On April 28, 2017, the Trump administration issued an Executive Order entitled “Implementing an America-First Offshore Energy Strategy.” This EO calls for expanded oil and gas leasing in areas of the U.S. Outer Continental Shelf (OCS) that were recently placed off-limits to energy development, and instructs several federal agencies to reevaluate and possibly reverse recent regulations imposed on the offshore oil and gas industry. If fully implemented, the EO would clear the way for expanded and expedited development of OCS energy resources.
The EO has one immediate impact: It effectively rescinds the Obama Administration’s December 2016 withdrawals of the Arctic and Atlantic OCS from future oil and gas leasing. Those withdrawals, and their reversal, raise novel issues regarding the nature of the President’s withdrawal authority under Section 12(a) of the Outer Continental Shelf Lands Act that likely will be decided in the courts.

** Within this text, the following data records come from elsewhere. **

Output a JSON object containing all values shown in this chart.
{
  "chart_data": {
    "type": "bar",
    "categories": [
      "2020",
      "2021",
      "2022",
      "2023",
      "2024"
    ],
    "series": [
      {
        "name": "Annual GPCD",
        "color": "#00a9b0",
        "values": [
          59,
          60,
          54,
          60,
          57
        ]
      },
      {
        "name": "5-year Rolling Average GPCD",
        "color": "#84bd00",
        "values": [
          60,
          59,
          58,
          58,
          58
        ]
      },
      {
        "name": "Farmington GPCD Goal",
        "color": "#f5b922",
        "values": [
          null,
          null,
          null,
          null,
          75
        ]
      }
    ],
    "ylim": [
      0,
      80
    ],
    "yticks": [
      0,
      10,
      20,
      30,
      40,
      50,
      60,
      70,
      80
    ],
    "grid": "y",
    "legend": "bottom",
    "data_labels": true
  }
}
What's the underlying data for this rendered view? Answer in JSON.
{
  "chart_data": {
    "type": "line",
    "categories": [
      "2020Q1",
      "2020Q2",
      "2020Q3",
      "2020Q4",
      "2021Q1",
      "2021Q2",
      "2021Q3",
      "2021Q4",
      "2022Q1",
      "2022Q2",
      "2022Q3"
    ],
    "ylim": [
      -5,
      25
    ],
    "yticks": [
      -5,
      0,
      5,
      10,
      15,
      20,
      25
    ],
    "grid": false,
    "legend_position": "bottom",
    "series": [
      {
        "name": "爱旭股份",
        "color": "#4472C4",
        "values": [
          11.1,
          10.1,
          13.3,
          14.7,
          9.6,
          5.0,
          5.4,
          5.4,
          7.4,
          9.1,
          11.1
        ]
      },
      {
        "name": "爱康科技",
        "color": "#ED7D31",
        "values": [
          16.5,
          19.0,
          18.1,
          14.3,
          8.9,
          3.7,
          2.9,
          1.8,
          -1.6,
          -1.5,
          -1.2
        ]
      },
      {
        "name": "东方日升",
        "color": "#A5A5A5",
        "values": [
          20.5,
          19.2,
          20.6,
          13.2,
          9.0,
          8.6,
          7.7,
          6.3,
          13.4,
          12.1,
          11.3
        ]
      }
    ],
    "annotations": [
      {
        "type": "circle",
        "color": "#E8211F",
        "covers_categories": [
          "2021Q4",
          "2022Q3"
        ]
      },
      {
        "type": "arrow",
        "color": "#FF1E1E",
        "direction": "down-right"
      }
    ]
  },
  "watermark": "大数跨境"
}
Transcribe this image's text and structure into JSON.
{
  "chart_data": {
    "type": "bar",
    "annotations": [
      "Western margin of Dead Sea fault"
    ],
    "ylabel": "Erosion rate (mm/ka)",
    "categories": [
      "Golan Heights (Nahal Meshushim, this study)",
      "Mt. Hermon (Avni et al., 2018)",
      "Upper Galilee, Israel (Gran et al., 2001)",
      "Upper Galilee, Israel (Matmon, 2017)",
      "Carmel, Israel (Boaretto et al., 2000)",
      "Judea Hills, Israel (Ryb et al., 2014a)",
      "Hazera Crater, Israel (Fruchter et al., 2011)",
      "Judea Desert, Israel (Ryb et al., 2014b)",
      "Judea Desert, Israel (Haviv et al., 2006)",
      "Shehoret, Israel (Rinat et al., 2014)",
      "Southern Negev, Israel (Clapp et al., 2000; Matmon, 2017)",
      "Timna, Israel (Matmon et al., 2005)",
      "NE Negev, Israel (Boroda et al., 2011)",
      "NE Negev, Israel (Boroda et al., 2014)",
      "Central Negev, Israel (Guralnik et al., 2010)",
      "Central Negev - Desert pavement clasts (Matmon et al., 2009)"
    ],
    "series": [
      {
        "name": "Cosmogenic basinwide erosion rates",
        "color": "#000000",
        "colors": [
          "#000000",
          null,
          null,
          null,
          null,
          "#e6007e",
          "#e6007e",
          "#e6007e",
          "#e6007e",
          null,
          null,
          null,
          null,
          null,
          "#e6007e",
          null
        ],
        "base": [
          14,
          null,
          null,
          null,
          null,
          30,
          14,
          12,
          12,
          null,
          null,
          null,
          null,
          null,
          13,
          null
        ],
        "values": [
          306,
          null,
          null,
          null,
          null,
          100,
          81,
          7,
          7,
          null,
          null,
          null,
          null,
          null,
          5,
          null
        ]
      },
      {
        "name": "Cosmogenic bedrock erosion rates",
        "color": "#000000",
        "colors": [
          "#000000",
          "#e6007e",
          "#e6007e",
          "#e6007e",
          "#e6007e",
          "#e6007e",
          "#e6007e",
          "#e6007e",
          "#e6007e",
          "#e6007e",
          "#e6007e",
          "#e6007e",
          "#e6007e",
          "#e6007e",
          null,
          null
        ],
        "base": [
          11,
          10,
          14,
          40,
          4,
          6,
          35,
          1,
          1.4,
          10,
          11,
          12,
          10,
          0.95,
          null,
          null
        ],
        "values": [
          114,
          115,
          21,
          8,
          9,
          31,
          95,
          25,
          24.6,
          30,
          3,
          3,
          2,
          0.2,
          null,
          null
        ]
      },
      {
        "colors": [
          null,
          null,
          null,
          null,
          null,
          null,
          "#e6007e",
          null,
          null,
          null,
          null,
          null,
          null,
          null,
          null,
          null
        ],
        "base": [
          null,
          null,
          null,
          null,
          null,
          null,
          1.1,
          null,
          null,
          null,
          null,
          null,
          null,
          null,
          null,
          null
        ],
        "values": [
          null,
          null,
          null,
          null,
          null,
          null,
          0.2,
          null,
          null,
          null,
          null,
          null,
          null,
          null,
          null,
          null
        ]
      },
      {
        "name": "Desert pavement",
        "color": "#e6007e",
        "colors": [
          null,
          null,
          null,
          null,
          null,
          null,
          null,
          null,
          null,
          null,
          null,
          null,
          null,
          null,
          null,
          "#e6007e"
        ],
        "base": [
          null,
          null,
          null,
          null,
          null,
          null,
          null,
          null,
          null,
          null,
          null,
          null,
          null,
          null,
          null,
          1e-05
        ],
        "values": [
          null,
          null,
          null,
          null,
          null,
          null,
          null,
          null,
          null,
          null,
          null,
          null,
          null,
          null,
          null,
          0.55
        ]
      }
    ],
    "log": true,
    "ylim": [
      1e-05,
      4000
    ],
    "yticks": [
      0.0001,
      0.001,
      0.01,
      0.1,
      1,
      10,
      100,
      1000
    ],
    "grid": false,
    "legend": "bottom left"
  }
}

Relatedly, the EO orders the Secretary of the Interior to review the recently finalized 2017-2022 5-Year OCS leasing plan, and consider revising it to provide for annual oil and gas lease sales in the Gulf Of Mexico, offshore Alaska, and in the Mid-and South Atlantic – a process that likely will require many months if not years. On May 1, 2017, the Secretary of the Interior, Ryan Zinke, signed a Secretarial Order directing the Bureau of Ocean Energy Management (BOEM) to initiate this review. Once the review process has begun, BOEM may open additional areas to oil and gas leasing, such as the Pacific OCS offshore California. The EO also directs the National Marine Fisheries Service to “fully account” for the energy potential (including renewable energy potential) of OCS areas before establishing or expanding national marine sanctuaries there.
The EO also puts back on the table a host of Obama-era regulations of the offshore oil and gas industry, several of which have sparked controversy in recent months. Specifically, it orders the Department of the Interior (DOI) to “reconsider” the need for BOEM’s September 2016 Notice to Lessees (NTL) requiring additional financial assurance from OCS oil and gas lessees; the April 2016 well control rule; the July 2015 Arctic Drilling Rule; and the proposed offshore air quality rule, a prior administration priority that was never finalized. Under the EO, DOI will, “as appropriate,” suspend, revise, withdraw, or revoke these rules. The EO also orders DOI to review the Bureau of Safety and Environmental Enforcement’s entire “regulatory regime” to consider the need for new regulation and ensure consistency with the energy-focused priorities articulated in the EO.
The EO similarly seeks to lessen the regulatory burden on activities that support OCS energy development, such as geological and geophysical surveys. In this regard, the EO instructs DOI to develop a “streamlined permitting approach” for exploratory seismic surveys, and orders the Commerce Department to review NOAA’s July 2016 “Technical Guidance for Assessing the Effects of Anthropogenic Sound on Marine Mammal Hearing,” which has been cited as a potential obstacle to the deployment of seismic surveys, particularly in the Atlantic. The EO also orders DOI and the Commerce Department to expedite all stages of consideration of Incidental Take Authorization Requests under the Marine Mammal Protection Act, another administrative bottleneck for OCS energy-related authorizations.
Consistent with several other recent EOs, the offshore energy EO seeks to revert the regulatory landscape to pre-2015 status in an effort to lessen recently-imposed regulatory burdens and encourage domestic economic activity. But wholesale rescission of the Obama-era regulations on the OCS is far from certain. Except for the offshore air quality rule (which was never finalized) and the 2016 financial assurance NTL and NOAA Technical Guidance (which are both agency policy documents), substantively altering or rescinding any of the Obama-era regulations will require adherence to the notice-and-comment rulemaking procedures of the Administrative Procedure Act, a process that can be both time-consuming and contentious. Among other things, the new administration will need to justify that these rules are unresponsive to issues presented by the 2010 Deepwater Horizon incident, and unnecessary to protect marine species or the marine environment. Interested stakeholders should watch the dockets of the respective DOI and Department of Commerce agencies and consider participating in any upcoming rulemaking actions, policy revisions, or litigation challenges.